Buch drei bekam „hinreißende Kritiken" (spätere Aussage
von Lektor Berta), kam auf die Auswahlliste zum Deutschen
Jugendbuchpreis, wurde ins Dänische übersetzt. Plötzlich hatte
ich einen gewissen Ruf als Schriftsteller, an Hochschulen
wurden Seminararbeiten über das Buch geschrieben, Texte von
mir druckten Schulbücher nach. In einem didaktischen
Lehrbuch für Religionslehrer wurde eine Geschichte beispielhaft
abgedruckt: Ernest und ich zusammen, nur wir beide, zum
Thema Tod - ich zusammen mit Ernest Hemingway.
Ich fühlte meine Kraft und legte los. Zuerst Kinderbücher.
Der Sohn war klein, gerade im ersten Lesealter - war wirklich
schön, diese Bücher zu schreiben. Doch Lektor Berta wollte
nicht so recht bei Buch vier und fünf anbeißen - machte nichts,
meine Agentin besorgte mir einen weiteren Verlag mit Lektorin
Cäsar.
Lektorin Cäsar war von den Kinderbüchern angetan und
brachte im Laufe der Jahre drei raus, als drittes mein Erstlingskinderbuch,
Buch zwei, als überarbeitetes Remake. Doch der
Verkauf der Bücher war nicht besonders, von der renommierten
Kritik wurden wir bei den Kinderbüchern ziemlich totgeschwiegen -
damals war anderes 'in', es waren die hoffnungsvollen
Aufbruchsjahre der siebziger. (Später erzählte mir Lektorin
Cäsar, als sie alt und vom Verlag gefeuert und meine Bücher
längst wieder verramscht waren, ich sei der einzige Autor
von Qualität gewesen, den sie persönlich in ihrem
Lektorenleben entdeckt habe - noch mit einem anderen Autor
zusammen, dessen Namen ich aber vergessen habe.)
Buch vier und fünf waren nur die Vorbereitung gewesen: für
Buch sechs, auch ein Kinderbuch, ein ganz wildes. Ich hatte
inzwischen unendlich über Kinder und Kindheit nachgedacht
und wußte jetzt, wie Kinderbücher sein mußten. Das mit Buch
sechs, mit der Erstfassung, war 1970. Ich legte es Lektor Berta
vor, den ich für meinen 'eigentlichen' Lektor hielt (so. unter
Thomas Wolfe: „Kriton, mein lieber Freund Kriton..."), doch der
winkte ab - vielleicht später mal. Ich schickte das Manuskript
Lektorin Cäsar: an ihrem Antwortschreiben sah ich, daß sie vor
Entsetzen geradezu die Hände überm Kopf zusammengeschlagen hatte.
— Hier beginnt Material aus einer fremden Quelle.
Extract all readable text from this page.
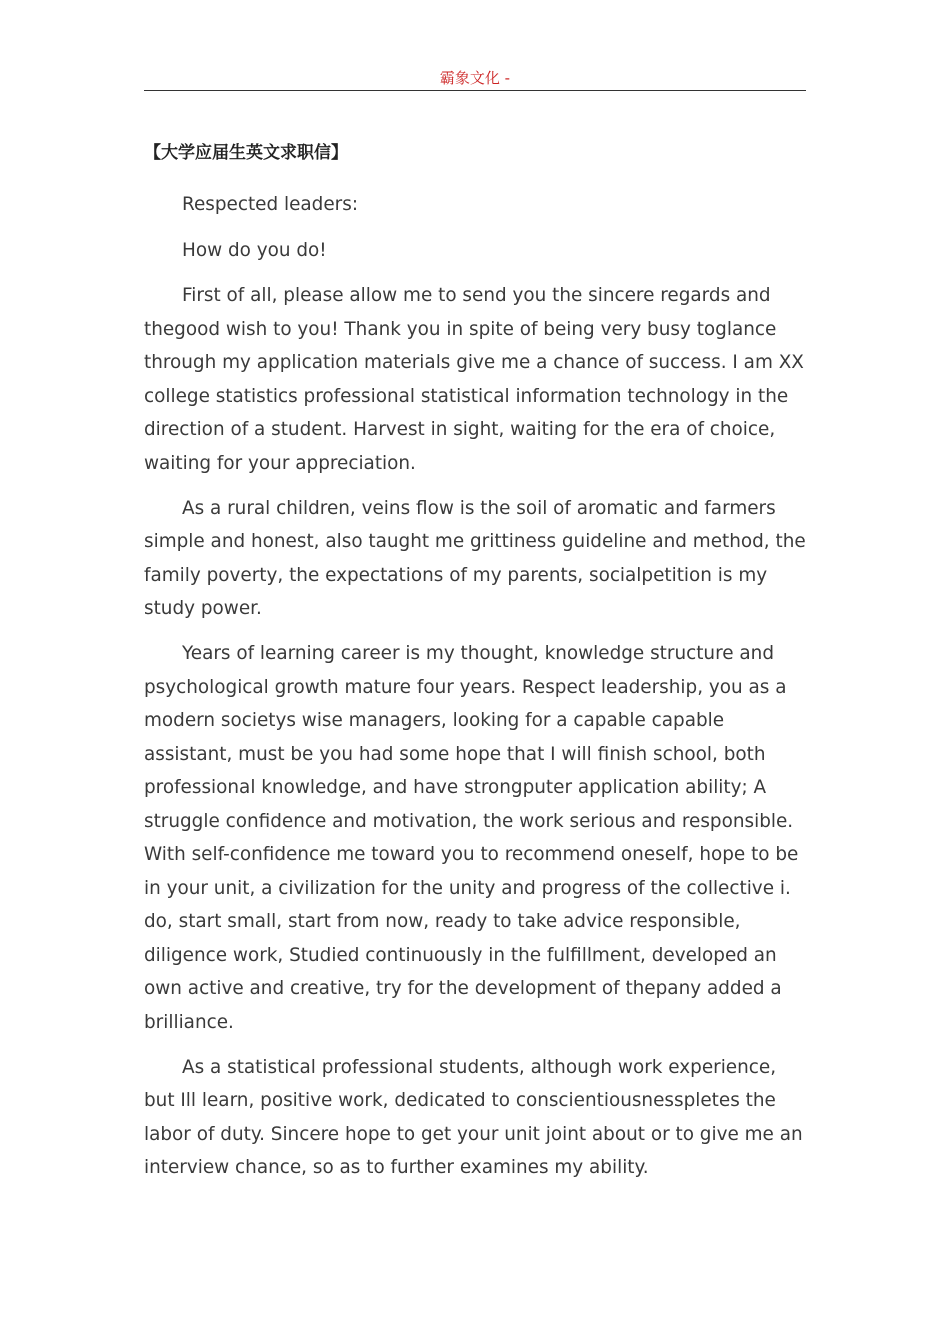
霸象文化 -
【大学应届生英文求职信】

Respected leaders:

How do you do!

First of all, please allow me to send you the sincere regards and thegood wish to you! Thank you in spite of being very busy toglance through my application materials give me a chance of success. I am XX college statistics professional statistical information technology in the direction of a student. Harvest in sight, waiting for the era of choice, waiting for your appreciation.

As a rural children, veins flow is the soil of aromatic and farmers simple and honest, also taught me grittiness guideline and method, the family poverty, the expectations of my parents, socialpetition is my study power.

Years of learning career is my thought, knowledge structure and psychological growth mature four years. Respect leadership, you as a modern societys wise managers, looking for a capable capable assistant, must be you had some hope that I will finish school, both professional knowledge, and have strongputer application ability; A struggle confidence and motivation, the work serious and responsible. With self-confidence me toward you to recommend oneself, hope to be in your unit, a civilization for the unity and progress of the collective i. do, start small, start from now, ready to take advice responsible, diligence work, Studied continuously in the fulfillment, developed an own active and creative, try for the development of thepany added a brilliance.

As a statistical professional students, although work experience, but Ill learn, positive work, dedicated to conscientiousnesspletes the labor of duty. Sincere hope to get your unit joint about or to give me an interview chance, so as to further examines my ability.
Ich hielt Buch sechs für das beste Kinderbuch, das ich geschrieben
hatte - irgendwas stimmte hier nicht. Um mich verständlicher
zu machen, baute ich einen Entlastungsangriff über
die Flanke auf und schrieb die theoretisch-essayistische
Abhandlung »Versuch über das „Erotische" - von der sinnlichen
Erfahrung der Welt durchs Kind«. Das war Buch sieben -
nein, Buch acht, als Buch sieben hatte ich zwischendurch noch
einen Erwachsenenroman über eine Frau geschrieben, den
Lektor Berta zwar auch ablehnte, aber doch so gut fand, daß er
mir riet, es damit mal bei den ganz großen, renommierten
Verlagen zu versuchen.
Ich wurde kein Buch mehr los und arbeitete unentwegt an
meinem »Versuch über das „Erotische" «.
Schließlich hatte ich
die Erleuchtung: Bei den Schwierigkeiten des Verstehens und
den Qualitäten von Kinderbüchern ging's eigentlich nur um
eins - Ums Denken! Plötzlich spaltete sich Buch acht auf, und
ich schrieb den Essay "Versuch einer Theorie der Rationalität".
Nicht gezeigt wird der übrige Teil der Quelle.